I have this simple data frame
library(tidyverse)
sample_data <- data.frame(stringsAsFactors=FALSE,
InterviewID = c(94, 59, 100, 86, 60, 101, 61, 7, 23, 8),
all_comment = c("None", "geen speciale dvdv", "xxxxx.", "None of products",
"geen speciale", "none", "God!!!!", "aa", "special", "perfect"),
ModelLong = c("A", "A", "A", "B", "B", "B", "c", "c", "A", "B"))
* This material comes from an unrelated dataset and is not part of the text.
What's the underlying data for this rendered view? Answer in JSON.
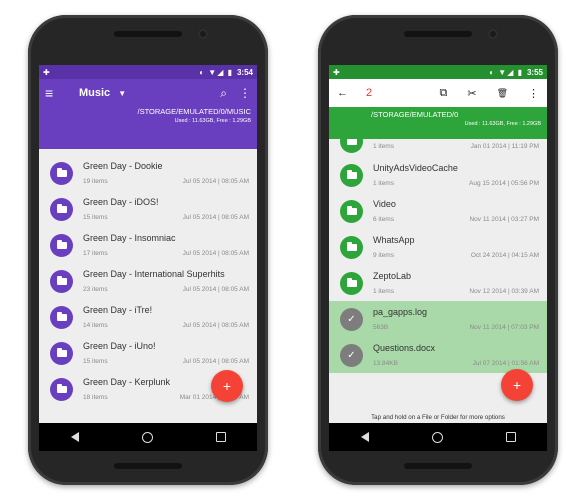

Now I am creating some new categories based on comments (thank you siddharthprabhu):
blank_statements <- c("none", "geen\\sspeciale", "commentaar", "neen")
exact_match <- regex(str_c("^", blank_statements, "$", collapse = "|"), ignore_case = TRUE)
partial_match <- regex(str_c(blank_statements, collapse = "|"), ignore_case = TRUE)
sample_data %>%
mutate(TMC.Blank = case_when(is.na(all_comment) ~ 1,
str_length(all_comment) < 4 ~ 1,
str_detect(all_comment, exact_match) ~ 1,
str_length(all_comment) < 10 & str_detect(all_comment, partial_match) ~ 1,
str_length(all_comment) < 10 & str_detect(all_comment, "([a-zA-Z])\\1{2,}") ~ 1),
TMC.Special = if_else(str_detect(all_comment, regex("special", ignore_case = TRUE, multiline = TRUE)), 1, 0),
TMC.Perfect = if_else(str_detect(all_comment, regex("perfect", ignore_case = TRUE, multiline = TRUE)), 1, 0)
) %>%
mutate(TMC.Other = ifelse(test = (rowSums(x = .[-(1:3)]) == 0),
yes = 1,
no = 0)) %>%
mutate_at(vars(-c(1:3)), ~if_else(is.na(.), 0, .))
My problem is that TMC.Other is incorrect as values in rows 4 and 7 should be 1. I have 0s instead.
What am I doing wrong?
Also. The sample file is only an example. In my real data, number of variables varies. Is it possible to change this part of the code:
(rowSums(x = .[-(1:3)]) == 0)
by something reverse (so summing variables from the right - in this case I created 3 new variables so it should sum up just them.
Or even better (more universal): Sum values from all variables starting from TMC to create TMC.Other
Can you help?